Frozen peas, in my opinion, are the highly underrated dinner savior. The pesto is a snap to throw together and is the perfect way to dress up otherwise bland pantry staples. The recipe makes more pesto than you will need for several servings of pasta, but it keeps (and freezes!) well. Make a batch and you're only ever a few minutes away from dinner. Try leftover pesto as a sandwich/wrap/pita spread if your lunch is in need of a pick-me-up.
Proper, well-behaved pesto should have some Parmesan or other cheese in it. But proper, well behaved pesto probably shouldn't have peas in it. Since we're already breaking all of the rules here, I went ahead and made this without any cheese (because I didn't have any, if I'm being honest). If you are more prepared than I, go ahead and try the pesto with 1/2 cup of grated Parmesan or Romano thrown in at the very end. A little cheese never hurt anyone.
Keep a bag of chopped kale in the freezer beside your peas to ensure that you can throw this meal together at a moment's notice, but if you don't have kale on hand try it with other greens. Spinach or swiss chard would both work well. Arugula would give it a great peppery kick. Play around with your favorite greens! —kangarhubarb
Test Kitchen Notes
WHO: Kangarhubarb is a nurse by day, expert gardener by weekend.
WHAT: A freezable, batchable (vegan!) pesto.
HOW: Make a "pesto" out of defrosted frozen peas, parsley, lemon juice, almonds, and balsamic vinegar. Toss the pesto with cooked soba noodles, along with additional peas and kale.
WHY WE LOVE IT: With all of the peas in this recipe, you may expect the result to be a little one-noted, but the opposite is true: The lemon brightens the pesto, the soba adds an earthiness, and the balsamic vinegar and kale bring a depth to the dish. *If* you have any left over, place it in an airtight container to freeze, then spoon it over your favorite pasta on a rainy day. —Elizabeth
For the parsley-pea pesto:
frozen peas, defrosted
fresh Italian flat-leaf parsley, roughly chopped
Add all ingredients except olive oil to a food processor and pulse until roughly combined.

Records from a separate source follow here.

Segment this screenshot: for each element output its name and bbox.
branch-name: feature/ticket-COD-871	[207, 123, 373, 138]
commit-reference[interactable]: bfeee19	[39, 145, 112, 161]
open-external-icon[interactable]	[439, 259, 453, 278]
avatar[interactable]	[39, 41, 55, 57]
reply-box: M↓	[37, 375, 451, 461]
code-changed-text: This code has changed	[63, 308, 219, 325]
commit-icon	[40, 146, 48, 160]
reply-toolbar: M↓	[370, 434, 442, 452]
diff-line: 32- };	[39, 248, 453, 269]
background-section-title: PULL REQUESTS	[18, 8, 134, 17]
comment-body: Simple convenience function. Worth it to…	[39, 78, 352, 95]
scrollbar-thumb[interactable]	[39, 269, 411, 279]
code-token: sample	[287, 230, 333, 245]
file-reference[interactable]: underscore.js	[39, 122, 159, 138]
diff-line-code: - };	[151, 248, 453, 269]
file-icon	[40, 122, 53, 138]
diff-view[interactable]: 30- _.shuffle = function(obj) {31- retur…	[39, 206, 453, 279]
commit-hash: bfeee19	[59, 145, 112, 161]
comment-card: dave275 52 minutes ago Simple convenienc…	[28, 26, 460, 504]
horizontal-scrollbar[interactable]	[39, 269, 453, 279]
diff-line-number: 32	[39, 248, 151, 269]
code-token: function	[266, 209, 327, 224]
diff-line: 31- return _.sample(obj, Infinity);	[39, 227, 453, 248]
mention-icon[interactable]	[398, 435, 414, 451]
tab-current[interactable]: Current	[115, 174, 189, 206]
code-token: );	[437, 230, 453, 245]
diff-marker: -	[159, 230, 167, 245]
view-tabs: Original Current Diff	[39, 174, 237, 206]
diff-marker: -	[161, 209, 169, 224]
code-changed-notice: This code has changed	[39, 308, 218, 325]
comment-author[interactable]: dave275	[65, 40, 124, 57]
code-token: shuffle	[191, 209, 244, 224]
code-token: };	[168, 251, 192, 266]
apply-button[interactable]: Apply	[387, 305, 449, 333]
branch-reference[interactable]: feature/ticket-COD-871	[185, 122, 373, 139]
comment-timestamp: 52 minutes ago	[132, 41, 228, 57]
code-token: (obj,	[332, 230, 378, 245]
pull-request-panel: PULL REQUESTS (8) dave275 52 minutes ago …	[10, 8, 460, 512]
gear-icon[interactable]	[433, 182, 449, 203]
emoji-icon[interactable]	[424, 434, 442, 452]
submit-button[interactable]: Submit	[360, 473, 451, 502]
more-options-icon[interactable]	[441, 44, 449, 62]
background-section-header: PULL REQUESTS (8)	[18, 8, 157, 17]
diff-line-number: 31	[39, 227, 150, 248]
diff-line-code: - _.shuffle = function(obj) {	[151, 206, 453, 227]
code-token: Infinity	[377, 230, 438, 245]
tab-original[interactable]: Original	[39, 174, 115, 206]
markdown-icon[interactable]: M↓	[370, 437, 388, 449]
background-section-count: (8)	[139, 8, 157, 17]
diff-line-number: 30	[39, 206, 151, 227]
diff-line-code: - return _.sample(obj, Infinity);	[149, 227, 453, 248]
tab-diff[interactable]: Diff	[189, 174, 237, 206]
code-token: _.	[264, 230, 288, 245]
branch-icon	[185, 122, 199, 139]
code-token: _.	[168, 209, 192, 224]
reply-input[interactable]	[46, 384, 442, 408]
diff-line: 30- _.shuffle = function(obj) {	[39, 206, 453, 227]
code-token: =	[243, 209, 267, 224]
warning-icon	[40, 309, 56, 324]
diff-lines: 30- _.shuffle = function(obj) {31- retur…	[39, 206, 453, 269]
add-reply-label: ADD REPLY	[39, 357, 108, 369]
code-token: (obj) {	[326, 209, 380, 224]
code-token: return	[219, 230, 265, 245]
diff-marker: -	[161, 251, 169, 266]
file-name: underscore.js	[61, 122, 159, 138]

Add 1/4 cup olive oil and continue pulsing until mixture comes together. Add more olive oil, 1 tablespoon at a time, if pesto needs to be thinned out. You want it to be loose enough that it will lightly coat your noodles.
For the soba with kale:
Bring a small pot of water to a boil and salt generously. Once water has come to a boil, add dried soba noodles, give a good stir, turn off the heat and cover. Set aside for 4 to 5 minutes. I like my soba al dente and find that it is very easy to overcook. This method ensures that the noodles maintain their bite.
While noodles are cooking, place the frozen peas in a small bowl and add some water. Heat them in the microwave for 2 to 3 minutes on high, stirring halfway through, or until defrosted.
Once noodles and peas are cooked, drain both and return to the pot. Add chopped kale and pesto. Toss to coat evenly. You're done! Enjoy!